Increased production of human Aβ in the brains of adult mice expressing a transgene encoding this protein resulted in AD-like pathology, synaptic transmission deficits, and behavioral impairments. Immunization of these mice with human fAβ resulted in marked reductions in the Aβ burdens in the brains of these mice and protected them from the age-related behavioral impairments seen in un-immunized littermates (Schenk et al., 1999; Morgan et al., 2000). Several mechanisms have been suggested as mediating these effects (Bard et al., 2000; DeMattos et al., 2001). To these should be added the possibility that antibodies versus fAβ increase the accessibility of this protein to SR-bearing CNS cells, facilitating the removal of this protein.

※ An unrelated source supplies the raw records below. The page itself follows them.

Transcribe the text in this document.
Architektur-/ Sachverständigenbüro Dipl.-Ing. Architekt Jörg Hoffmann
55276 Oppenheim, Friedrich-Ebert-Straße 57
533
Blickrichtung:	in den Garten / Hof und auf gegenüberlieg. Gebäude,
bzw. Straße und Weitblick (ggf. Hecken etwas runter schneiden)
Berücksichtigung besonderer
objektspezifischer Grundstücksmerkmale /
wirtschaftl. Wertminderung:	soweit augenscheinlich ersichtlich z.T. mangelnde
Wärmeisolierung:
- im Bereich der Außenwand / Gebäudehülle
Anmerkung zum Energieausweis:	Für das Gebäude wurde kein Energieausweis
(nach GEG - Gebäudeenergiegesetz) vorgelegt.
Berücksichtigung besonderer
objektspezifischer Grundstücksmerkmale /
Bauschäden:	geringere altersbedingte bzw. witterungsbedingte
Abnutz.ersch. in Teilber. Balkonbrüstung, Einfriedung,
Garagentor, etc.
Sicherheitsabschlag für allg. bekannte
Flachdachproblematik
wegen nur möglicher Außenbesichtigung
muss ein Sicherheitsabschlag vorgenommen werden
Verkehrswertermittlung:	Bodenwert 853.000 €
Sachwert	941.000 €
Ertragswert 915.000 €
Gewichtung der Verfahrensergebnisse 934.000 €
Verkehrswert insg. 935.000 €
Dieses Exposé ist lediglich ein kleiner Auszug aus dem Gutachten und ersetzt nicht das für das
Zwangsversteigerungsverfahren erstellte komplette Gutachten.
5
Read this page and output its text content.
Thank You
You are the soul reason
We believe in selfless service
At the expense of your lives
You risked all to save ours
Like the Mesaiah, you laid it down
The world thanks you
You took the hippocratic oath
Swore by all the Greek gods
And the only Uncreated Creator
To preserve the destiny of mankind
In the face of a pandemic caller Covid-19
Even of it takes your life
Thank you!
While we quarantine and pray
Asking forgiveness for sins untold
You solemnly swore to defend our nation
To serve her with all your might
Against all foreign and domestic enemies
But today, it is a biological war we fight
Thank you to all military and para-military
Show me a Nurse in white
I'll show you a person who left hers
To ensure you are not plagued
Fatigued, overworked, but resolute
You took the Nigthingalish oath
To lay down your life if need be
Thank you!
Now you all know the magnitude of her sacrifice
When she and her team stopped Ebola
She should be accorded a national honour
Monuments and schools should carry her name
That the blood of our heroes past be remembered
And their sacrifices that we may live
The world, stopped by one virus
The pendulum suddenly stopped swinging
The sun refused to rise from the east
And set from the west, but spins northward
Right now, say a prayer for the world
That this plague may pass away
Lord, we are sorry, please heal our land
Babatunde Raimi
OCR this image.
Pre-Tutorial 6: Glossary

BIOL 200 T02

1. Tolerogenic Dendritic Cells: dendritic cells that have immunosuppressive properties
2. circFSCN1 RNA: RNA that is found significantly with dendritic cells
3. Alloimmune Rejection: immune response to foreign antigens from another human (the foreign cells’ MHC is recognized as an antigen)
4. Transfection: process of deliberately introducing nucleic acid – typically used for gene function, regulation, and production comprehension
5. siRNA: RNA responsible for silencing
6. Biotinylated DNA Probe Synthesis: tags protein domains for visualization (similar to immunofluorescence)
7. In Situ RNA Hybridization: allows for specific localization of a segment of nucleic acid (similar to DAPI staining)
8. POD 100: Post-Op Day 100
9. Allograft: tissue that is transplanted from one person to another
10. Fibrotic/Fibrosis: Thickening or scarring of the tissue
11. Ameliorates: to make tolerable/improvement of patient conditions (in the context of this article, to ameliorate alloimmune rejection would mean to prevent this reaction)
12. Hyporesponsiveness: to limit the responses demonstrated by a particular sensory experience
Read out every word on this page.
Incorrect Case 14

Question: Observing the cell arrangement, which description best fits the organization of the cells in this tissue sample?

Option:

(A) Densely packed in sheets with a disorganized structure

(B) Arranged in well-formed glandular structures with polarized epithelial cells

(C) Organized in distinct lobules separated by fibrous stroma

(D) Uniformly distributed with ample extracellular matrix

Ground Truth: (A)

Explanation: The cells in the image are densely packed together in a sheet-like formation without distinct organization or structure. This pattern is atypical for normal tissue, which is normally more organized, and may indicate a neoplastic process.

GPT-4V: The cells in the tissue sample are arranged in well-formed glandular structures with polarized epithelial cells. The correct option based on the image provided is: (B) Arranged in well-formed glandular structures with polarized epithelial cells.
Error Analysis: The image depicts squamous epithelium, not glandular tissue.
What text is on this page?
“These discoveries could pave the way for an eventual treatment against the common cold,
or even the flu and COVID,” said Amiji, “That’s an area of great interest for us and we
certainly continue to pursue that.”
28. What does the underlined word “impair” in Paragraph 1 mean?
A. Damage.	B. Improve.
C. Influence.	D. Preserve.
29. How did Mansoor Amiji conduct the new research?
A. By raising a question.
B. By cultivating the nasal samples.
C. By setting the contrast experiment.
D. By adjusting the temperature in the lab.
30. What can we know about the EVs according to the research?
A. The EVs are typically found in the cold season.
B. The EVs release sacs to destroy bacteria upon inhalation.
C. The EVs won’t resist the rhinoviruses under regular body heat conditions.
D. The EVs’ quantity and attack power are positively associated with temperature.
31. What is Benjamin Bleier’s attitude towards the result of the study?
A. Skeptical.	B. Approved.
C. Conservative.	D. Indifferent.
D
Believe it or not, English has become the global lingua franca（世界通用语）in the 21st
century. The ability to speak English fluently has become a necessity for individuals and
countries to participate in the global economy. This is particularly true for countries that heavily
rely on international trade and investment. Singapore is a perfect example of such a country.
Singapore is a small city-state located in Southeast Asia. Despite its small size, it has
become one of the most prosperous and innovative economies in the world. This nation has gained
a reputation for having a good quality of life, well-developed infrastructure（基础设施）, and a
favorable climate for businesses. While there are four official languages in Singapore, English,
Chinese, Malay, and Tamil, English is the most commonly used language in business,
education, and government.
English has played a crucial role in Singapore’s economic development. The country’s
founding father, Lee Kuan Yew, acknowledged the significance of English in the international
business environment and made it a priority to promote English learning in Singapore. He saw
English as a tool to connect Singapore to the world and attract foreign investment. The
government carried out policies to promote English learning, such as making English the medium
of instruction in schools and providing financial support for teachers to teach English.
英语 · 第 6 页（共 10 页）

Diabetic Peripheral Neuropathy
Glucose-modified proteins, called advanced glycation end products (AGEs) accumulate on long-lived proteins such as myelin and extracellular matrix proteins in patients with diabetes (Brownlee, 1992). These AGE-induced changes can affect cell adhesion, growth, and matrix accumulation. SR-A, SR-BI, and CD36 all serve as receptors for AGEs (El Khoury et al., 1994; Ohgami et al., 2001a, b). AGE-modified proteins also alter vascular function by interacting with specific receptors on macrophages and endothelial cells, inducing changes that are associated with matrix overproduction, focal thrombosis, and vasoconstriction (Baynes, 2001). Thus, interactions of SR with AGEs may contribute to the development of diabetic peripheral neuropathy.